# [SOLVED] My Keyboard keys are in wrong place



## horse1977

Hi. i have a problem with my keyboard, the " and @ are in the wrong place. (I mean I hold shift & press the 2 key, but i get @ instead of ", and vice versa). Also, i cant access my hash (or sharp) key, I get a '|' as normal, and a '|' when i hold shift. I have heard there are a few things you can do to remedy this, but i would rather take advice from someone who KNOWS what they are talking about, not just someones Ideas.

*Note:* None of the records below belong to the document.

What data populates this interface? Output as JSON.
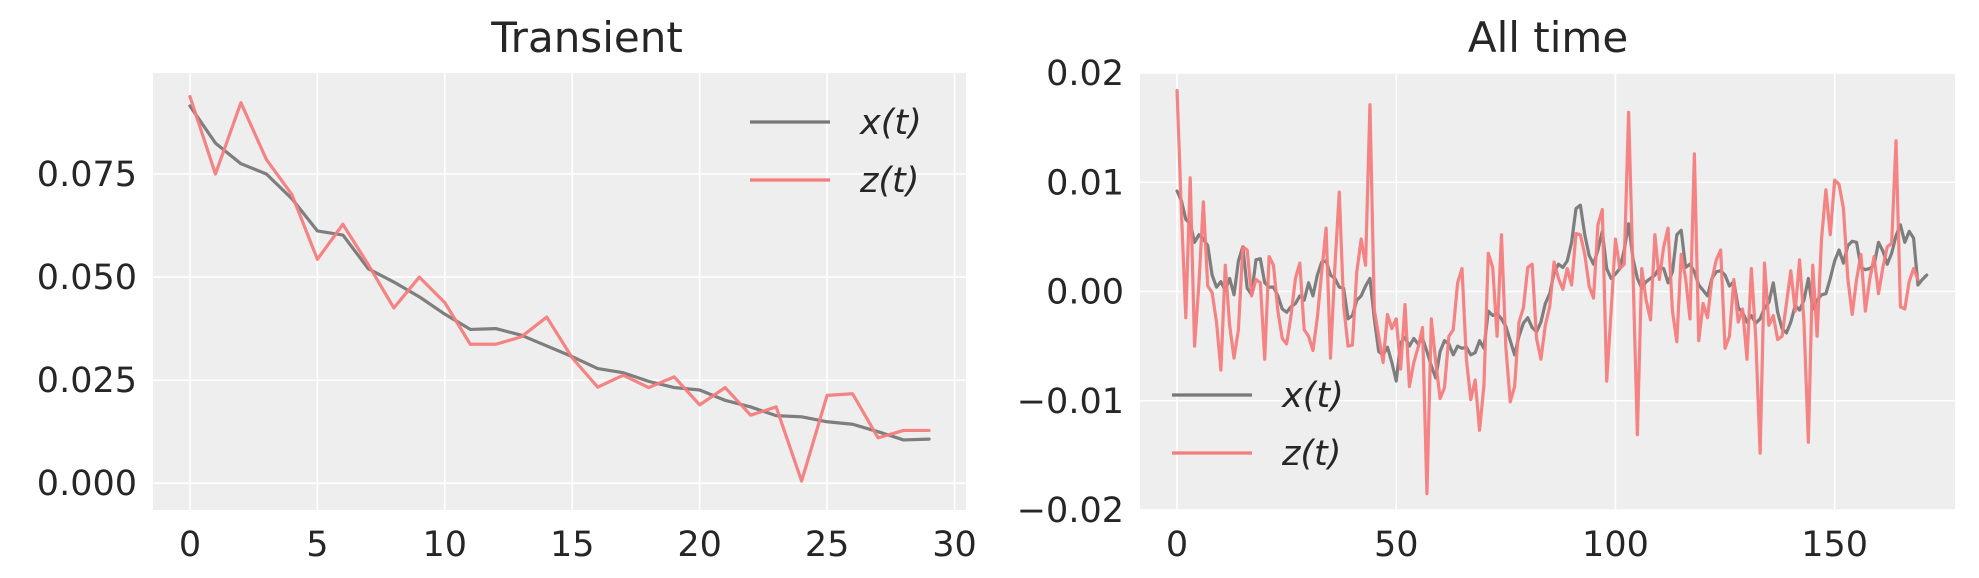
{
  "colors": {
    "background": "#ffffff",
    "panel": "#eeeeee",
    "grid": "#ffffff",
    "text": "#262626",
    "x_series": "#777777",
    "z_series": "#f47c7c"
  },
  "chart_data": [
    {
      "type": "line",
      "title": "Transient",
      "xlabel": "",
      "ylabel": "",
      "xlim": [
        -1.45,
        30.45
      ],
      "ylim": [
        -0.0065,
        0.0995
      ],
      "xticks": [
        0,
        5,
        10,
        15,
        20,
        25,
        30
      ],
      "xtick_labels": [
        "0",
        "5",
        "10",
        "15",
        "20",
        "25",
        "30"
      ],
      "yticks": [
        0.0,
        0.025,
        0.05,
        0.075
      ],
      "ytick_labels": [
        "0.000",
        "0.025",
        "0.050",
        "0.075"
      ],
      "grid": true,
      "legend": {
        "position": "top-right",
        "entries": [
          "x(t)",
          "z(t)"
        ]
      },
      "x": [
        0,
        1,
        2,
        3,
        4,
        5,
        6,
        7,
        8,
        9,
        10,
        11,
        12,
        13,
        14,
        15,
        16,
        17,
        18,
        19,
        20,
        21,
        22,
        23,
        24,
        25,
        26,
        27,
        28,
        29
      ],
      "series": [
        {
          "name": "x(t)",
          "color": "#777777",
          "values": [
            0.0915,
            0.0825,
            0.0775,
            0.075,
            0.069,
            0.0612,
            0.0602,
            0.052,
            0.0488,
            0.0452,
            0.041,
            0.0373,
            0.0375,
            0.0359,
            0.0333,
            0.0307,
            0.0278,
            0.0268,
            0.0247,
            0.0232,
            0.0226,
            0.0201,
            0.0185,
            0.0164,
            0.0161,
            0.0149,
            0.0143,
            0.0125,
            0.0105,
            0.0107
          ]
        },
        {
          "name": "z(t)",
          "color": "#f47c7c",
          "values": [
            0.0938,
            0.075,
            0.0923,
            0.0785,
            0.07,
            0.0543,
            0.0628,
            0.053,
            0.0425,
            0.05,
            0.0438,
            0.0337,
            0.0337,
            0.0355,
            0.0403,
            0.0304,
            0.0233,
            0.0262,
            0.0232,
            0.0258,
            0.019,
            0.0232,
            0.0165,
            0.0185,
            0.0005,
            0.0213,
            0.0217,
            0.011,
            0.0128,
            0.0128
          ]
        }
      ]
    },
    {
      "type": "line",
      "title": "All time",
      "xlabel": "",
      "ylabel": "",
      "xlim": [
        -8.45,
        177.45
      ],
      "ylim": [
        -0.02,
        0.02
      ],
      "xticks": [
        0,
        50,
        100,
        150
      ],
      "xtick_labels": [
        "0",
        "50",
        "100",
        "150"
      ],
      "yticks": [
        -0.02,
        -0.01,
        0.0,
        0.01,
        0.02
      ],
      "ytick_labels": [
        "−0.02",
        "−0.01",
        "0.00",
        "0.01",
        "0.02"
      ],
      "grid": true,
      "legend": {
        "position": "bottom-left",
        "entries": [
          "x(t)",
          "z(t)"
        ]
      },
      "x_step": 1,
      "series": [
        {
          "name": "x(t)",
          "color": "#777777",
          "values": [
            0.0092,
            0.0083,
            0.0066,
            0.0062,
            0.0045,
            0.0052,
            0.0048,
            0.0042,
            0.0015,
            0.0004,
            0.0009,
            0.0001,
            0.0012,
            -0.0003,
            0.0028,
            0.0041,
            0.0003,
            -0.0003,
            0.0029,
            0.003,
            0.0008,
            0.0004,
            0.0004,
            -0.0004,
            -0.0016,
            -0.0019,
            -0.0014,
            -0.0011,
            -0.0004,
            -0.0008,
            0.0008,
            -0.0004,
            0.0015,
            0.0027,
            0.0028,
            0.0015,
            0.0012,
            0.0004,
            0.0003,
            -0.0025,
            -0.0022,
            -0.0008,
            -0.0004,
            0.0005,
            0.0012,
            -0.0025,
            -0.0055,
            -0.0058,
            -0.0051,
            -0.0065,
            -0.0082,
            -0.0047,
            -0.0042,
            -0.005,
            -0.0043,
            -0.0048,
            -0.0043,
            -0.0055,
            -0.0068,
            -0.0079,
            -0.0055,
            -0.0045,
            -0.0048,
            -0.0058,
            -0.005,
            -0.0052,
            -0.0051,
            -0.0058,
            -0.0056,
            -0.0045,
            -0.0052,
            -0.0018,
            -0.0022,
            -0.002,
            -0.0025,
            -0.0032,
            -0.0045,
            -0.0058,
            -0.0041,
            -0.0029,
            -0.0024,
            -0.0033,
            -0.0037,
            -0.0028,
            -0.0011,
            -0.0002,
            0.0017,
            0.0025,
            0.0022,
            0.0028,
            0.0045,
            0.0076,
            0.0079,
            0.0052,
            0.0033,
            0.0025,
            0.0038,
            0.0055,
            0.0021,
            0.0012,
            0.0016,
            0.0021,
            0.0038,
            0.0062,
            0.003,
            0.0012,
            0.0003,
            0.0009,
            0.0012,
            0.0015,
            0.0022,
            0.0021,
            0.0008,
            0.0018,
            0.0052,
            0.0056,
            0.0022,
            0.0025,
            0.0018,
            0.0006,
            0.0001,
            -0.0004,
            0.0012,
            0.0018,
            0.0019,
            0.0015,
            0.0005,
            0.0009,
            -0.0015,
            -0.0019,
            -0.0028,
            -0.0022,
            -0.0029,
            -0.0025,
            -0.0015,
            -0.001,
            0.0008,
            -0.0019,
            -0.0034,
            -0.0038,
            -0.0028,
            -0.0013,
            -0.0017,
            -0.0008,
            0.0012,
            -0.0016,
            -0.0008,
            -0.0003,
            -0.0002,
            0.0012,
            0.0028,
            0.0038,
            0.0026,
            0.0042,
            0.0046,
            0.0045,
            0.0022,
            0.002,
            0.0021,
            0.0024,
            0.0045,
            0.0037,
            0.0025,
            0.0035,
            0.0051,
            0.0061,
            0.0045,
            0.0055,
            0.0049,
            0.0006,
            0.0011,
            0.0015
          ]
        },
        {
          "name": "z(t)",
          "color": "#f47c7c",
          "values": [
            0.0184,
            0.0072,
            -0.0024,
            0.0104,
            -0.005,
            0.0008,
            0.0082,
            0.0005,
            -0.0001,
            -0.0028,
            -0.0072,
            0.0024,
            -0.0031,
            -0.0061,
            -0.0035,
            0.0041,
            0.0038,
            -0.0004,
            0.0011,
            0.0008,
            -0.0062,
            0.0032,
            0.0024,
            -0.0018,
            -0.0043,
            -0.0048,
            -0.0022,
            0.0012,
            0.0026,
            -0.0035,
            -0.0041,
            -0.0054,
            -0.0024,
            0.0018,
            0.0058,
            -0.0061,
            0.0022,
            0.0091,
            -0.0013,
            -0.005,
            -0.0049,
            0.0018,
            0.0048,
            0.0024,
            0.0171,
            -0.0017,
            -0.0041,
            -0.0065,
            -0.0021,
            -0.0034,
            -0.0025,
            -0.0071,
            -0.0012,
            -0.0087,
            -0.0065,
            -0.0051,
            -0.0033,
            -0.0185,
            -0.0025,
            -0.0064,
            -0.0098,
            -0.0088,
            -0.0041,
            -0.0035,
            0.0008,
            0.0021,
            -0.0062,
            -0.0099,
            -0.0081,
            -0.0127,
            -0.0086,
            0.0035,
            0.0022,
            -0.0041,
            0.0052,
            -0.0051,
            -0.0101,
            -0.0087,
            -0.0028,
            -0.0015,
            0.0022,
            0.0025,
            -0.0043,
            -0.0062,
            -0.0031,
            -0.0014,
            0.0027,
            0.0012,
            0.0002,
            0.0021,
            0.0006,
            0.0053,
            0.0052,
            0.0034,
            0.0005,
            -0.0006,
            0.0061,
            0.0075,
            -0.0082,
            -0.0019,
            0.0048,
            0.0021,
            0.0025,
            0.0164,
            0.0018,
            -0.0131,
            0.0021,
            -0.0008,
            -0.0026,
            0.0052,
            0.0011,
            0.0041,
            0.0058,
            -0.0018,
            -0.0046,
            0.0034,
            0.0012,
            -0.0025,
            0.0126,
            -0.0045,
            -0.0011,
            -0.0024,
            0.0011,
            0.0029,
            0.0038,
            -0.0052,
            -0.0041,
            0.0011,
            -0.0028,
            -0.0016,
            -0.0062,
            0.0021,
            -0.0042,
            -0.0148,
            0.0026,
            -0.0031,
            -0.0022,
            -0.0044,
            -0.0041,
            -0.0011,
            0.0019,
            -0.0018,
            0.0029,
            -0.0028,
            -0.0138,
            0.0024,
            -0.0041,
            0.0048,
            0.0093,
            0.0052,
            0.0102,
            0.0098,
            0.0076,
            0.0012,
            -0.0021,
            0.0011,
            0.0034,
            -0.0018,
            0.0011,
            0.0032,
            -0.0002,
            0.0022,
            0.0041,
            0.0044,
            0.0138,
            -0.0014,
            -0.0016,
            0.0009,
            0.0021,
            0.0011
          ]
        }
      ]
    }
  ]
}
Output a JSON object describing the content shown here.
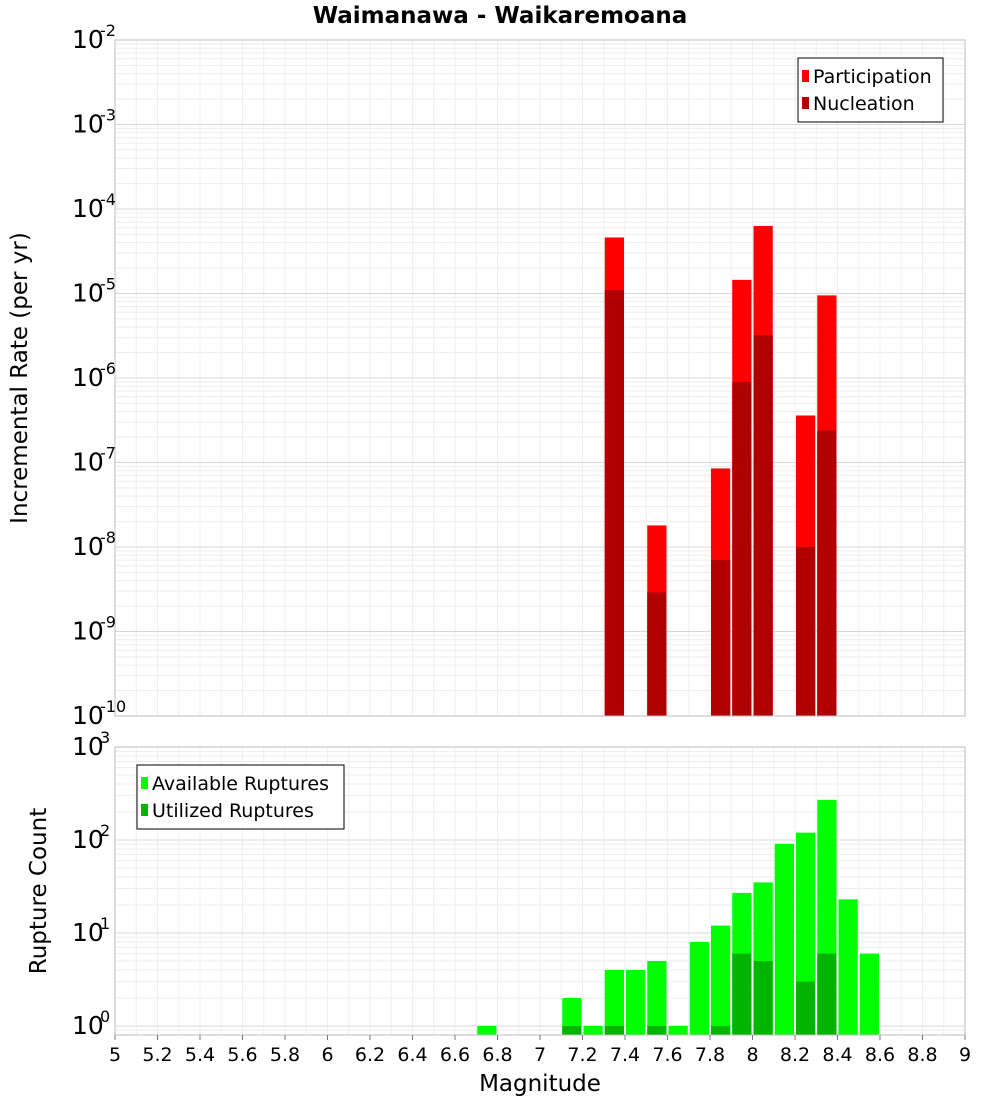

Ive had this prob since I had my keyboard, (a few years) & ive just lived with it. Now, I would like to put it right.
Any help would be appreciated.

Thanks


----------



## rich13348

*Re: My Keyboard keys are in wrong place*

ok you have your keyboard set to american. this is how you salve the issue: go to control panel -> regional and language options -> click on the languages tab at the top -> then click details button in text services and input languages -> click the blue arrow pointing down beside English (United States) - US -> then click on English (United Kingdom) - UK -> click Apply ->then click OK -> then click OK in regional and language options window. now try typing stuff you should be working now


----------



## horse1977

*Re: My Keyboard keys are in wrong place*

lol - Cool, thanks a lot. yes ! Its sorted now. How simple.

"@#~'2 - great !

Thank you pal


----------